Добавим к этому, что у Гесиода нет никакого и помину о раскаянии Прометея. Наоборот, освобождение Прометея Гераклом мотивируется как желание Зевса доставить еще большую славу своему сыну герою Гераклу, так что остается неизвестно, за что же именно Зевс примирился с Прометеем (Theog. 526-534). Даже больше того, один текст из Гесиода прямо говорит о том, что Прометей мыслится у Гесиода прикованным и по настоящее время (615-616), где по-гречески сказуемое о приковании Прометея стоит в настоящем времени. Мотив о неосвобождении Прометея вообще попадается в литературе, например у Горация (Od. I 3, 27-33).

Наконец, нигде у Гесиода не говорится о положительном отношении Прометея к Пандоре (в Новое время Гёте будет прямо говорить о любви Прометея к Пандоре).
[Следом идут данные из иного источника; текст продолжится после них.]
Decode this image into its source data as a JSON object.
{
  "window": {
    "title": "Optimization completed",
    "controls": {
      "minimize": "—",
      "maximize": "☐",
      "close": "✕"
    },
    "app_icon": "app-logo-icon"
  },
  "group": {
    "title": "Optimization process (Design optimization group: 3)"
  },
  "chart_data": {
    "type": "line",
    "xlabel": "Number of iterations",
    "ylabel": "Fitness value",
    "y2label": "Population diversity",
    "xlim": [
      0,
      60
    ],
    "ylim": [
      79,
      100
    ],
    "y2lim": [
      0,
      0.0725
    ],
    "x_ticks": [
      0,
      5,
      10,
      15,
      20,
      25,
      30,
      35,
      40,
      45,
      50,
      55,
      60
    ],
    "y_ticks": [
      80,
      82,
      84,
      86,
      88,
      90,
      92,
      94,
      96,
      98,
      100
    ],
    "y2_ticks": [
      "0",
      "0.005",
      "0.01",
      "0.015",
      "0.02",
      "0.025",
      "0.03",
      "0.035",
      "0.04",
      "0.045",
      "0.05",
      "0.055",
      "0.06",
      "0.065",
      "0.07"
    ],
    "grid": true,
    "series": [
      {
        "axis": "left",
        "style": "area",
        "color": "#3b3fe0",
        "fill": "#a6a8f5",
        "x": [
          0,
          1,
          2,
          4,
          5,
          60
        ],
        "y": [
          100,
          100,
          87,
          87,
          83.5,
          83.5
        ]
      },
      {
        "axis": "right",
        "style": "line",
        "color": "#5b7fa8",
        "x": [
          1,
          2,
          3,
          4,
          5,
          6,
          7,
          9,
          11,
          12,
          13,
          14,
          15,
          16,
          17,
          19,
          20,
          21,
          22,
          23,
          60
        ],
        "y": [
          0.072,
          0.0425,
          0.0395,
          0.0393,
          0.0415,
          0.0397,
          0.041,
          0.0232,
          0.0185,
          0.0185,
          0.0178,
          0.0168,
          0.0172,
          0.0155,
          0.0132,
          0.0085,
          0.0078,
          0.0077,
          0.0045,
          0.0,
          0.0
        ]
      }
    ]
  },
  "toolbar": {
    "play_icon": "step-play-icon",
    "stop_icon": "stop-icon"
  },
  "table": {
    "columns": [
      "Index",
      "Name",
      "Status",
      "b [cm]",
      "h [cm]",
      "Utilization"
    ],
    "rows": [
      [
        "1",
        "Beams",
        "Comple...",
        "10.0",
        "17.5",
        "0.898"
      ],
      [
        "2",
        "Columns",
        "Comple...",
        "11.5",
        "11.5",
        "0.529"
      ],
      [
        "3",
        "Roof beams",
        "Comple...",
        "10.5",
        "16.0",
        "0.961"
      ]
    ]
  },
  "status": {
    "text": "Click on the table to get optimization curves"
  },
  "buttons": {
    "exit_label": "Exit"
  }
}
Поэтому ни уход Прометея в чувственное становление, ни его сознательное и покаянное возвращение к своей умопостигаемой сущности у Гесиода никак не представлено. Неоплатоники либо использовали не дошедшие до нас мифологические материалы, либо сами додумали до конца мифологию Прометея, которая оставалась разрозненной и противоречивой в тогдашних народных преданиях. Конечно, все эти неясности можно так или иначе устранить путем всякого рода изощренных филологических изысканий. Но результаты этих изысканий могут быть самыми разнообразными и притом противоположными. Поэтому отношение Плотина к гесиодовскому мифу о Прометее и Пандоре пусть будет позволено нам оставить на стадии путаницы.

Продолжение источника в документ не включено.